Graduates today face an uncertain future. The economy is faltering, jobs are disappearing and hope may not be too far behind.
And yet, some say what they hear from young people is the exact opposite.
“It’s easy to take a doom-and-gloom view, but I see that a lot of young people are quite optimistic and that in some ways they’ve got more choices than their parents did,” said Barbara Mitchell, a sociology professor at Simon Fraser University.
Mitchell’s 2006 book The Boomerang Age explores the challenges and opportunities young people face as they negotiate the transition to adulthood.
Her research included interviews with close to 2,000 young people from the Metro Vancouver area. And if that’s not enough, she can always consult her own daughter, who’s graduating this year and heading off to university in the fall.
The class of 2009 was largely born in 1991. They were potty-training when the Internet revolution began, but, as teenagers, have incorporated Facebook, YouTube and now Twitter into their lives as though the social media websites belonged there all along.
A 2005 survey of young people’s computer access and habits in Canada found 94 per cent had access to the Internet at home, with 37 per cent having their own computer with Internet access. Like everything to do with computers and technology, one can safely assume the numbers have advanced in the years since.
“Young people are seeing that they need to keep up on the latest technological advances and that the kinds of jobs available to them in the future are going to require those kinds of skills, so I definitely think it’s influencing the choices they’re making,” Mitchell said.
While the impact of technology on young people increases, the pressures to settle down, have children and gain financial independence from their parents seems to have decreased.
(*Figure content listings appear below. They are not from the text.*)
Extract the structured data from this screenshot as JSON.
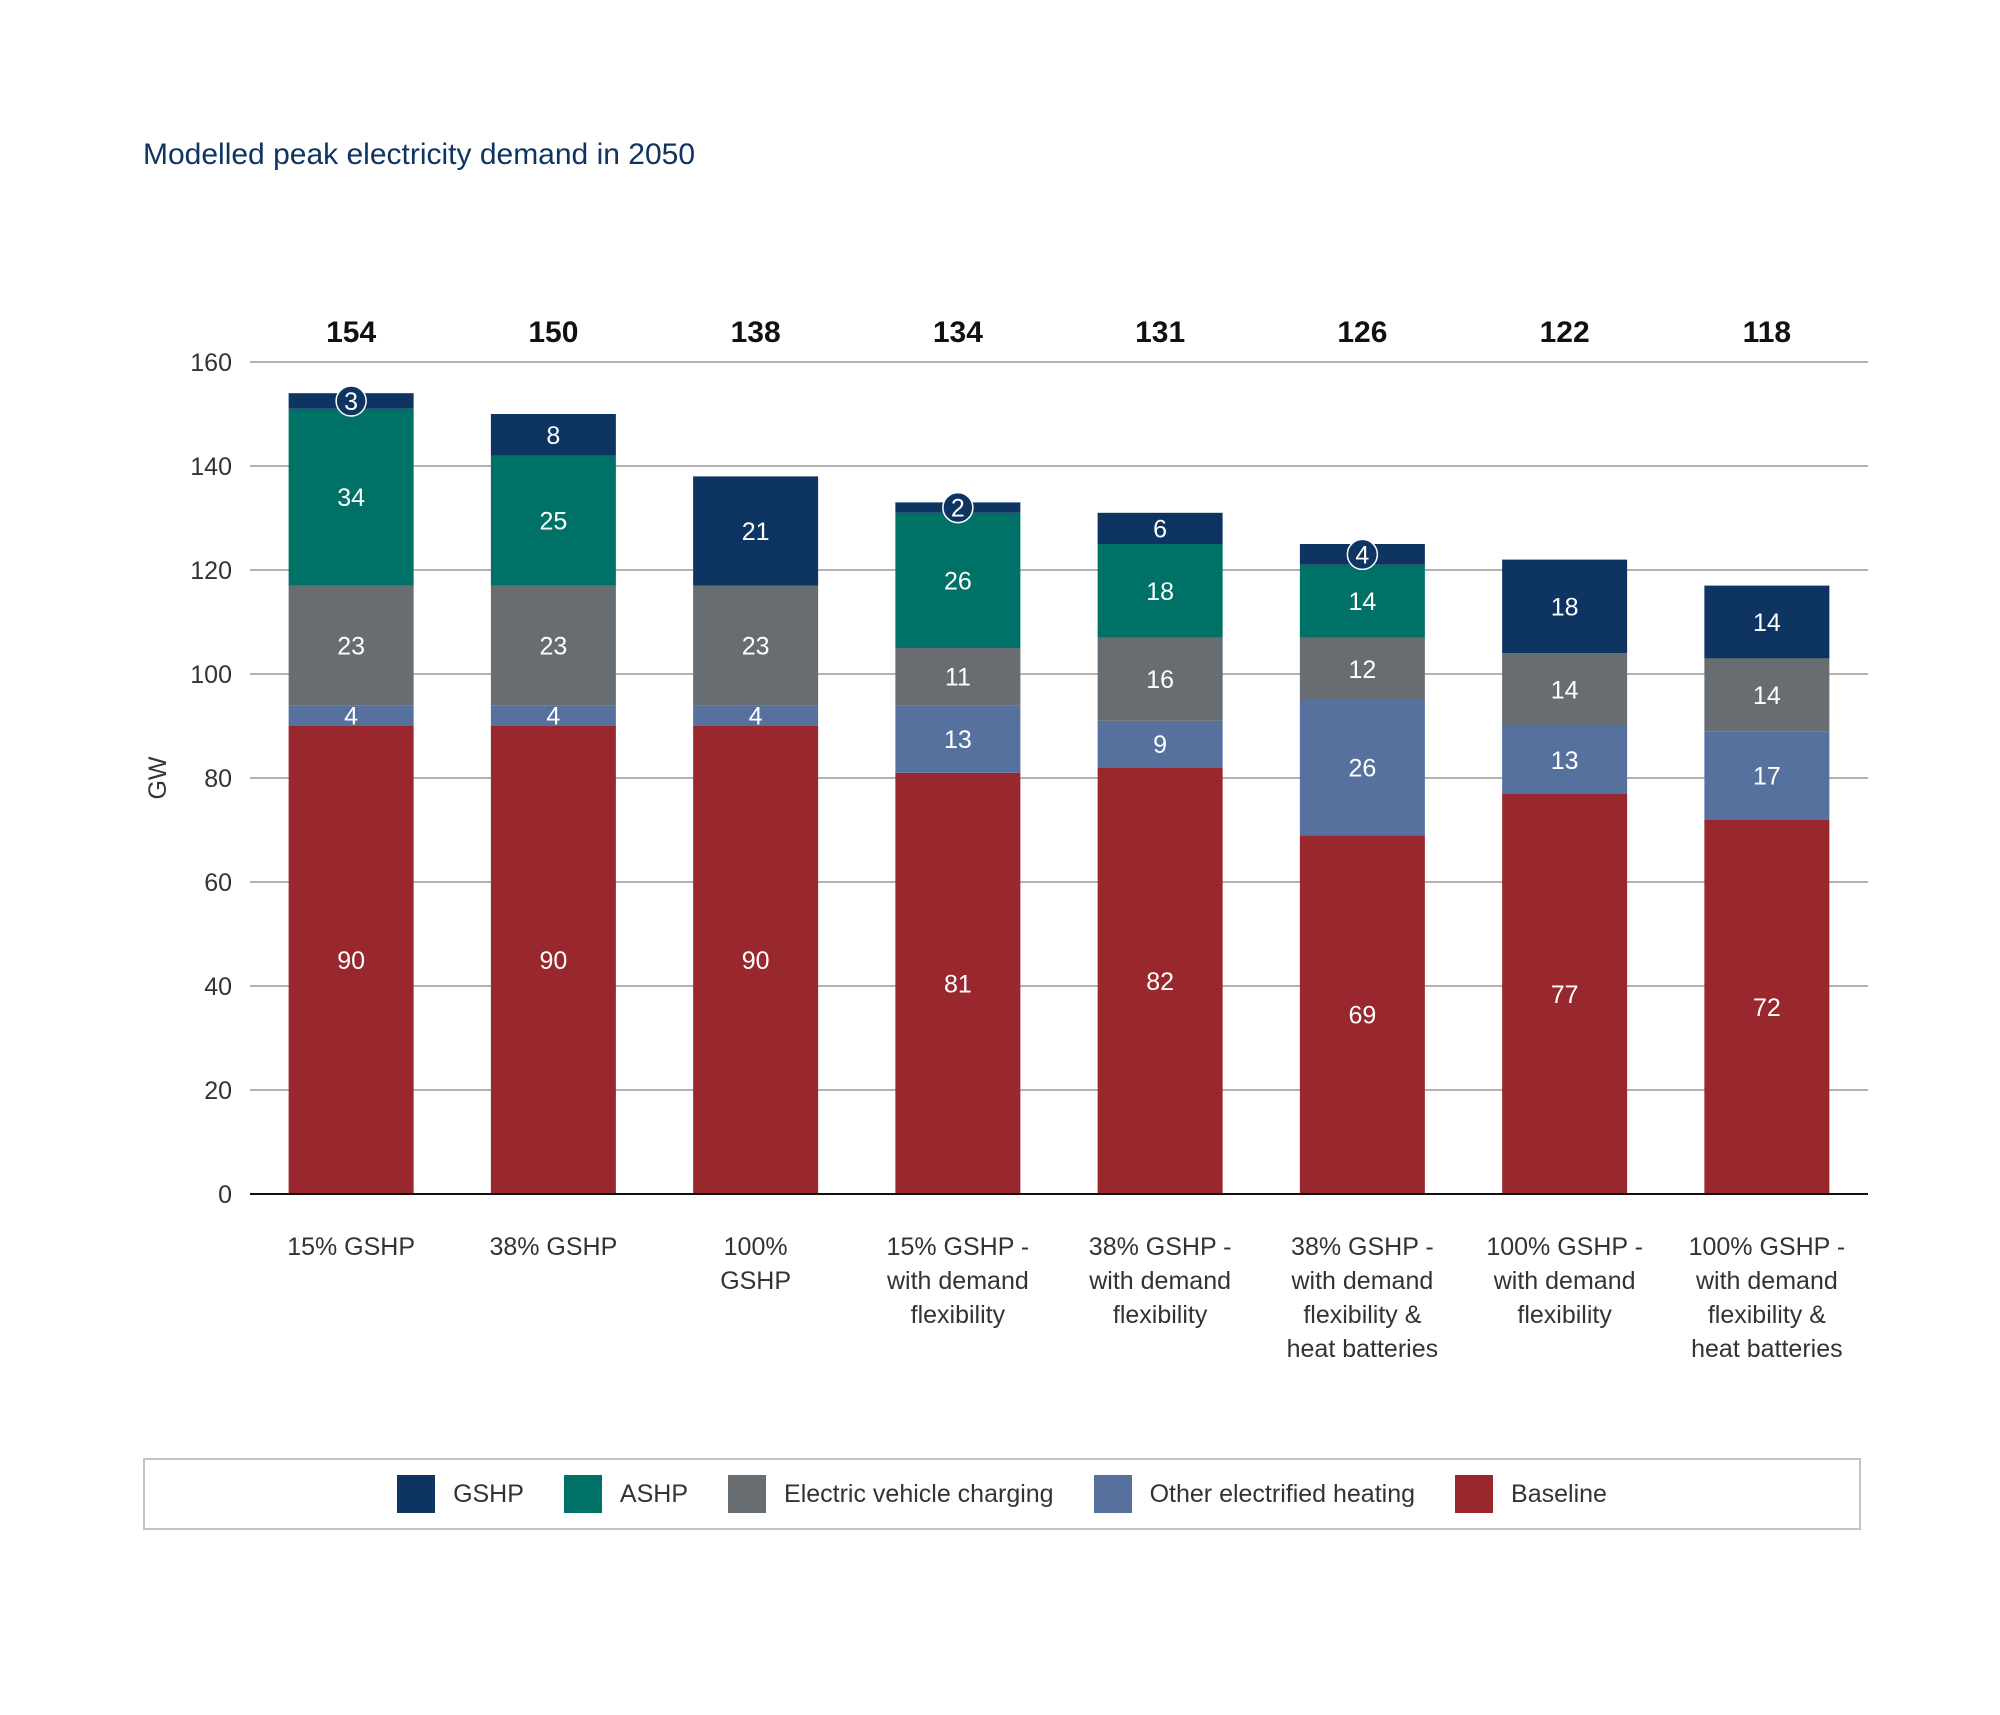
{
  "chart_data": {
    "type": "bar",
    "stacked": true,
    "title": "Modelled peak electricity demand in 2050",
    "xlabel": "",
    "ylabel": "GW",
    "ylim": [
      0,
      160
    ],
    "yticks": [
      0,
      20,
      40,
      60,
      80,
      100,
      120,
      140,
      160
    ],
    "grid": true,
    "legend_position": "bottom",
    "categories": [
      "15% GSHP",
      "38% GSHP",
      "100% GSHP",
      "15% GSHP - with demand flexibility",
      "38% GSHP - with demand flexibility",
      "38% GSHP - with demand flexibility & heat batteries",
      "100% GSHP - with demand flexibility",
      "100% GSHP - with demand flexibility & heat batteries"
    ],
    "category_lines": [
      [
        "15% GSHP"
      ],
      [
        "38% GSHP"
      ],
      [
        "100%",
        "GSHP"
      ],
      [
        "15% GSHP -",
        "with demand",
        "flexibility"
      ],
      [
        "38% GSHP -",
        "with demand",
        "flexibility"
      ],
      [
        "38% GSHP -",
        "with demand",
        "flexibility &",
        "heat batteries"
      ],
      [
        "100% GSHP -",
        "with demand",
        "flexibility"
      ],
      [
        "100% GSHP -",
        "with demand",
        "flexibility &",
        "heat batteries"
      ]
    ],
    "totals": [
      154,
      150,
      138,
      134,
      131,
      126,
      122,
      118
    ],
    "series": [
      {
        "name": "Baseline",
        "color": "#98272e",
        "values": [
          90,
          90,
          90,
          81,
          82,
          69,
          77,
          72
        ]
      },
      {
        "name": "Other electrified heating",
        "color": "#57719f",
        "values": [
          4,
          4,
          4,
          13,
          9,
          26,
          13,
          17
        ]
      },
      {
        "name": "Electric vehicle charging",
        "color": "#686d72",
        "values": [
          23,
          23,
          23,
          11,
          16,
          12,
          14,
          14
        ]
      },
      {
        "name": "ASHP",
        "color": "#007167",
        "values": [
          34,
          25,
          null,
          26,
          18,
          14,
          null,
          null
        ]
      },
      {
        "name": "GSHP",
        "color": "#0e3461",
        "values": [
          3,
          8,
          21,
          2,
          6,
          4,
          18,
          14
        ]
      }
    ],
    "legend_order": [
      "GSHP",
      "ASHP",
      "Electric vehicle charging",
      "Other electrified heating",
      "Baseline"
    ]
  }
}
“In previous generations, young people didn’t have that luxury to find themselves because they were so busy getting married and establishing their own families and careers at a younger age,” Mitchell said.
“There wasn’t this lengthened period of young adulthood that young people are able to enjoy right now.”
Just because they’re enjoying their youth doesn’t mean today’s young people are behaving badly.
The 2008 volume of Project Teen Canada, which surveyed about 5,200 teens from across Canada, found young people are drinking less, smoking less and having sex less.
That led Maclean’s magazine to dub them “Generation Tame” in an April cover story.
Tame or not, today’s youth have unprecedented opportunities to travel. The worldwide web has, for many, opened up just that — the world wide.
“There’s many, many different paths and many new opportunities for them to cultivate their own garden, really spend time fulfilling their own interests and following their own bliss,” said Jason Price, a University of Victoria professor who teaches in the faculty of education’s curriculum and instruction department.
Achieving that bliss, however, may not always come easy.
Both Mitchell and Price agree the weakened economy poses challenges for new graduates. But Price said it also provides them an opportunity to rely on their creativity and entrepreneurial skills, as well as becoming self-motivated, to get ahead. “I think the future’s incredibly hopeful,” he said. “I see some really exciting times for these young people.”
Mitchell said many young people see the value of a post-secondary education and will invest in one, in part hoping the economy will have rebounded by the time they complete it.
But, she added, some also realize it costs a lot more now and might not get them as far as it once did.
“I think they feel previous generations may have had an easier time — that they could go to university and get that career job as soon as they finished,” she said.